While lunar orbits are often unstable, with low-orbiting satellites drawn off course by the lumpy mass concentrations or mascons making up the Moon, Lunar Pathfinder is planned to adopt a highly stable “frozen” elliptical orbit, focused on the lunar south pole – a leading target for future expeditions. Earth — and its satnav constellations — should remain in view of Lunar Pathfinder for the majority of testing. The main challenge will be overcoming the limited geometry of satnav signals all coming from the same part of the sky, along with the low signal power.
Lunar Pathfinder’s demonstration that terrestrial satnav signals can be employed to navigate in lunar orbits will be an important early step in ESA’s Moonlight initiative.
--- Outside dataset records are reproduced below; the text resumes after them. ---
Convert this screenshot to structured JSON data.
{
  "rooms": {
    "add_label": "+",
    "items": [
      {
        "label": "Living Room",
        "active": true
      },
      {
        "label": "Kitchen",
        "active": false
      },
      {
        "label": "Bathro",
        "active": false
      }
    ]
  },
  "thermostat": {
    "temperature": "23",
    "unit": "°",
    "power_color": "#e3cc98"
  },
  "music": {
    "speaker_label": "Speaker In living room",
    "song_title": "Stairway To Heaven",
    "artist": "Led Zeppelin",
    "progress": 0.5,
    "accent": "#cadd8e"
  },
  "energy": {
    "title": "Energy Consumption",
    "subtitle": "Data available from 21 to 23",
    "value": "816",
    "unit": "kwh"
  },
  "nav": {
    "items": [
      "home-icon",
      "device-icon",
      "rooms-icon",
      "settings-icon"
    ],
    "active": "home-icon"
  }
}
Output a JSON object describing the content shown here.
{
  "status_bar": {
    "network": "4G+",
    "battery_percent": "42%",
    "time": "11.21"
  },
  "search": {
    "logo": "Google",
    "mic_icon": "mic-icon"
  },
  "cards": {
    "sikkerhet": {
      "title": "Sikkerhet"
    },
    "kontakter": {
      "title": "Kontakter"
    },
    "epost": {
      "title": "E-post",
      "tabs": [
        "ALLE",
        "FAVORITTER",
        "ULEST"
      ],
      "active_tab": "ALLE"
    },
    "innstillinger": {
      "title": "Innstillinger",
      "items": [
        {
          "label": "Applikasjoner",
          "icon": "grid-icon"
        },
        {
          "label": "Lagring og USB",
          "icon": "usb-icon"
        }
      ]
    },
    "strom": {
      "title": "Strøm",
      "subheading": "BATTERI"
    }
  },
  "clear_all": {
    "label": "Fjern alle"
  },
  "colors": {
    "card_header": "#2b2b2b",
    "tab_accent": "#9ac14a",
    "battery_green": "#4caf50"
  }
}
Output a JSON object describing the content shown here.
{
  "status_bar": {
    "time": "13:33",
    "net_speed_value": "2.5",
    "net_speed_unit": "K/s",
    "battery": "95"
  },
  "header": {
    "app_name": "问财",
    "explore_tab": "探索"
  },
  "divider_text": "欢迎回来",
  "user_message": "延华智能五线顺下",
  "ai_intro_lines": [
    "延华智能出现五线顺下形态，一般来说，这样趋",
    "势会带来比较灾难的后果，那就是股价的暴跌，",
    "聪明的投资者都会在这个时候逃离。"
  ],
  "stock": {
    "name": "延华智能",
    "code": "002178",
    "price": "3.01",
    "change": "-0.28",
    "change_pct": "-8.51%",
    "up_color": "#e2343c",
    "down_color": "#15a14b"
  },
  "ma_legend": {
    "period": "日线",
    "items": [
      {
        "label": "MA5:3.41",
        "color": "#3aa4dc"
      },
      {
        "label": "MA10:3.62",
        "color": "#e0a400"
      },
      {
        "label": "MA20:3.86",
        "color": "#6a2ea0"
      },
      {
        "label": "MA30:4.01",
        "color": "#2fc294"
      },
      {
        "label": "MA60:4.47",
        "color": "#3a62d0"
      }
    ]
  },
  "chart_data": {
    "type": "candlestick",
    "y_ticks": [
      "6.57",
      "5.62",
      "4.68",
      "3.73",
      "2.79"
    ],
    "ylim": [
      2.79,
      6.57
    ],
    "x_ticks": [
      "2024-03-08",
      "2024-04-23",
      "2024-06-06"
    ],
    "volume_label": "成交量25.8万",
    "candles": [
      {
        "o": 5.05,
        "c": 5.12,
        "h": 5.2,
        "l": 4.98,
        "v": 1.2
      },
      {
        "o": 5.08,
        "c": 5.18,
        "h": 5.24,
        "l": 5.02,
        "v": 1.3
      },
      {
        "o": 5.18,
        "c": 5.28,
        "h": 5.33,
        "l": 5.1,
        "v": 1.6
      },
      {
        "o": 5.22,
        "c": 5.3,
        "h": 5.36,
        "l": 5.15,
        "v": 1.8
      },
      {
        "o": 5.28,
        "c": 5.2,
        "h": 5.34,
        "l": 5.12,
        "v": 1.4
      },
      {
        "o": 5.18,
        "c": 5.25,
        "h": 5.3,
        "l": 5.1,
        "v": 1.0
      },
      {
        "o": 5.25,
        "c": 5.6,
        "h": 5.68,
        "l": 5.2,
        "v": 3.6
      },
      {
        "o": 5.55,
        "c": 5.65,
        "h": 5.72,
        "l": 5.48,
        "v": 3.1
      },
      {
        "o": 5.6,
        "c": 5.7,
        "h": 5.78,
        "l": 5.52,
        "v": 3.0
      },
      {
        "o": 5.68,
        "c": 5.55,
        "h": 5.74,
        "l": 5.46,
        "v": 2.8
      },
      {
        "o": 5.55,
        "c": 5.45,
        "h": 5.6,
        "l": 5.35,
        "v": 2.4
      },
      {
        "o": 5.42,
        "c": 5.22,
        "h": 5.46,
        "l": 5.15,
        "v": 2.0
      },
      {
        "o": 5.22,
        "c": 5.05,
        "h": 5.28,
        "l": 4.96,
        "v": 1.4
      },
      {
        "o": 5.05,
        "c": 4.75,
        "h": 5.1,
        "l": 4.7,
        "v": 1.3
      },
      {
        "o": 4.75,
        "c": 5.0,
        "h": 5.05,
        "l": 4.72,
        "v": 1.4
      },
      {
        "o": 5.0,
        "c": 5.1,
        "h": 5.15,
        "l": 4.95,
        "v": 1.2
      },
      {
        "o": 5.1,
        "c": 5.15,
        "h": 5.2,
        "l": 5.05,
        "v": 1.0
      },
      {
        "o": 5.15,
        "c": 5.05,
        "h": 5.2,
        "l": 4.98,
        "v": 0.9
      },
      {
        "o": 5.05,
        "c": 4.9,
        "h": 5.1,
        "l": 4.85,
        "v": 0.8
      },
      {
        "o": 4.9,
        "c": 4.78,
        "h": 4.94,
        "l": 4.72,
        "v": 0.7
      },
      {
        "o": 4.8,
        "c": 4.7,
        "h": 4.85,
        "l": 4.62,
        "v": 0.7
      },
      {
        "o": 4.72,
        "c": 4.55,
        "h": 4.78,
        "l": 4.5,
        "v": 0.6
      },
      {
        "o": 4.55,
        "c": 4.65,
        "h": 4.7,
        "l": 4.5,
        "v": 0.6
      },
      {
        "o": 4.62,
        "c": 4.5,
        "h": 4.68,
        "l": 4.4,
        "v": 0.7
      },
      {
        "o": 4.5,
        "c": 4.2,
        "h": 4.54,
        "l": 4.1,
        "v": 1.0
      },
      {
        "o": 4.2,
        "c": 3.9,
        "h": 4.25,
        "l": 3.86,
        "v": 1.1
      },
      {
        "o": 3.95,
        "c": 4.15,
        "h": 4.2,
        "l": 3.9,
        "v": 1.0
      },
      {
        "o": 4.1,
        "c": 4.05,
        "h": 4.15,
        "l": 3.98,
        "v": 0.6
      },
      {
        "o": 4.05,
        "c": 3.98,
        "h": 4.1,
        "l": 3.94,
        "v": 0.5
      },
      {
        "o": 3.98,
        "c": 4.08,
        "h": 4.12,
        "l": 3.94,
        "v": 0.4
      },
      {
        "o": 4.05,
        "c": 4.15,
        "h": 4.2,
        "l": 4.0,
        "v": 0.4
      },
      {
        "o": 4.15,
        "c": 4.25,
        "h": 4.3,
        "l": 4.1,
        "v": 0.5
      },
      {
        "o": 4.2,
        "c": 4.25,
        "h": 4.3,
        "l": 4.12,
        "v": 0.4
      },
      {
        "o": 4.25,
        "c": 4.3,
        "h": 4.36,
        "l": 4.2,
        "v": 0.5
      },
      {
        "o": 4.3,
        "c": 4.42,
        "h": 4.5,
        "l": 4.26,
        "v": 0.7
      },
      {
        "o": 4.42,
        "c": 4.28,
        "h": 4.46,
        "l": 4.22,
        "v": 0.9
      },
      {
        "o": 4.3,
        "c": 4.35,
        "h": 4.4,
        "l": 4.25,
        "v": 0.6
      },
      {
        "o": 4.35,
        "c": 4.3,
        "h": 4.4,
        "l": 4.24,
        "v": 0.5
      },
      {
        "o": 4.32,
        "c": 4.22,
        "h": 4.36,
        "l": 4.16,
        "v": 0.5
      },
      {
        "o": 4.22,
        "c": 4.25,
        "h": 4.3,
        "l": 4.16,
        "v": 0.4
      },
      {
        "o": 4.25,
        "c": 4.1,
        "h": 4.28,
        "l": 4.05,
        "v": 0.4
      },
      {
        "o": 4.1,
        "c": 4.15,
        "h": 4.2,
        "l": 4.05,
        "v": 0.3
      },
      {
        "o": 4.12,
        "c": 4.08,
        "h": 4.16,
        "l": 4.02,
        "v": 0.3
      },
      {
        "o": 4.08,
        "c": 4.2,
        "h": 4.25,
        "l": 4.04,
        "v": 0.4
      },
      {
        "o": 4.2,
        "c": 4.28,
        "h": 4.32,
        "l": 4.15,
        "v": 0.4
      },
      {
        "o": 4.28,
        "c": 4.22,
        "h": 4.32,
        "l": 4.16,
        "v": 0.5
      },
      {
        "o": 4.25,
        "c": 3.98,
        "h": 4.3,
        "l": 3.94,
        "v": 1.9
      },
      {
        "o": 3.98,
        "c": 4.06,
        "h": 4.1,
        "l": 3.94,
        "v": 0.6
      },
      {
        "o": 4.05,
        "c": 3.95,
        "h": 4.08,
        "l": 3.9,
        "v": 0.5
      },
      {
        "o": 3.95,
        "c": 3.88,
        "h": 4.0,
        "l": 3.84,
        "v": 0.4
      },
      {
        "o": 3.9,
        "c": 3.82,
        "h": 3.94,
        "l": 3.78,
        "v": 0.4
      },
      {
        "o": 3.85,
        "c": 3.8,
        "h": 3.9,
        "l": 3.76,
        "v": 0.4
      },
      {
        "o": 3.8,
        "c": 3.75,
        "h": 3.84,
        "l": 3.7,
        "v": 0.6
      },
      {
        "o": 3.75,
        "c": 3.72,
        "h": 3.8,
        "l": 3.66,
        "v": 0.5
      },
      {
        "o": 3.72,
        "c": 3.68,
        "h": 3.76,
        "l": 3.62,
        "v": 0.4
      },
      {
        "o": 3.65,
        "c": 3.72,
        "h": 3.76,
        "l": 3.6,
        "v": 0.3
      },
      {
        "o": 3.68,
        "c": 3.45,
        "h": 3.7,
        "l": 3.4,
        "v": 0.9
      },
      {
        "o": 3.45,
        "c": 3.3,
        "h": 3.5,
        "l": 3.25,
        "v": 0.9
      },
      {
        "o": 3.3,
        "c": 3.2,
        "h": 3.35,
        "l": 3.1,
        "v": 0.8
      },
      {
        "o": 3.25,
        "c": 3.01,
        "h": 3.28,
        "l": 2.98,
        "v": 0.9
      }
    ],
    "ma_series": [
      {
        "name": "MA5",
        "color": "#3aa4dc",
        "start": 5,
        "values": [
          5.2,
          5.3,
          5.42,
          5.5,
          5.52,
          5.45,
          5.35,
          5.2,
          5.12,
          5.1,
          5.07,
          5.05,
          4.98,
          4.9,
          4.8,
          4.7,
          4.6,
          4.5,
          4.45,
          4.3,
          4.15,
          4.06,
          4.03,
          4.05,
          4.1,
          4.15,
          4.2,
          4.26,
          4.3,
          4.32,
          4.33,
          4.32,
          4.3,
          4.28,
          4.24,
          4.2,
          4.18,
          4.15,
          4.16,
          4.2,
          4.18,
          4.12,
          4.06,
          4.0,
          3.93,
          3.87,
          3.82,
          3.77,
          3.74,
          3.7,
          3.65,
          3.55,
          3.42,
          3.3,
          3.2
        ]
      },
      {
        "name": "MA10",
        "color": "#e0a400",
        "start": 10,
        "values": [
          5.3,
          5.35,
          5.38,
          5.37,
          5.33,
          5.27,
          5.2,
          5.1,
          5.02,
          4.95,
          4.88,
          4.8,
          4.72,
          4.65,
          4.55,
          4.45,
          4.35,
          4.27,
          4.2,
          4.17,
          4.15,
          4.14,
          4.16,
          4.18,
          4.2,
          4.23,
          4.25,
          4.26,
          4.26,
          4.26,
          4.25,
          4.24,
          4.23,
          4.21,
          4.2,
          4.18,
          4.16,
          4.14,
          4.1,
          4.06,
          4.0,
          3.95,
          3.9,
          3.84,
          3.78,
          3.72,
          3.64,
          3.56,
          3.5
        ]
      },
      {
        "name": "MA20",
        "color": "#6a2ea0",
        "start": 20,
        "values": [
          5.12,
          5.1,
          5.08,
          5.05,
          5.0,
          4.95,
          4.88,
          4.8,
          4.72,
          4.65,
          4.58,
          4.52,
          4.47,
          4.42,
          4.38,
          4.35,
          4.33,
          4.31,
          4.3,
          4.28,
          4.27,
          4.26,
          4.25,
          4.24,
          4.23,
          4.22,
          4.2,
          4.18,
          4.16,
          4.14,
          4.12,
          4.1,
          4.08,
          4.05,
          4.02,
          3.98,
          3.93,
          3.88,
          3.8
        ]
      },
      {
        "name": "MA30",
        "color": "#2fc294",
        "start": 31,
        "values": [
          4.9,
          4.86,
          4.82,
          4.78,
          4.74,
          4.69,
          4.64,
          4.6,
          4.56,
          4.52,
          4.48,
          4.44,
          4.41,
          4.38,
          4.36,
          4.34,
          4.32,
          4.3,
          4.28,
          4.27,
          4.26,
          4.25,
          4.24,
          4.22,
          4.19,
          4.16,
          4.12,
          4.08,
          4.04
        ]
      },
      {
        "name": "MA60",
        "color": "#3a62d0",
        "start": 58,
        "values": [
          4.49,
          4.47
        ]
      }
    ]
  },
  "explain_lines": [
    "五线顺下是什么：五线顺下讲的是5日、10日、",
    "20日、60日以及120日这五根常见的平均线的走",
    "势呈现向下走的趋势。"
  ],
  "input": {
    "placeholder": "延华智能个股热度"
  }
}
Supported through three ESA Directorates, Moonlight will establish a lunar communication and navigation service.
“Over this coming decade, ESA aims to contribute to building up a common communications and navigation infrastructure for all lunar missions based on dedicated lunar satellites,” explained Bernhard Hufenbach, managing commercialisation and innovation initiatives for space exploration at ESA. “Moonlight will allow to support missions that cannot use Earth satnav signals, such as landers on the far side and is planning to cover the current gap towards the needs expressed by the Global Exploration community, targeting positioning accuracy below 50 meters.”
As well as facilitating lunar exploration, these satnav signals might one day become a tool for science in their own right, used, for example, to perform reflectometry across the lunar surface; sounding the scant dusty exosphere that surrounds the Moon or by providing a common time reference signal across the Moon, to be used for fundamental physics or astronomy experiments.
Javier noted that Lunar Pathfinder’s satnav experiment also will have larger consequences. “This will become the first-ever demonstration of GPS and Galileo reception in lunar orbit, opening the door to a complete way to navigate spacecraft in deep space, enabling human exploration of the Moon,” he said.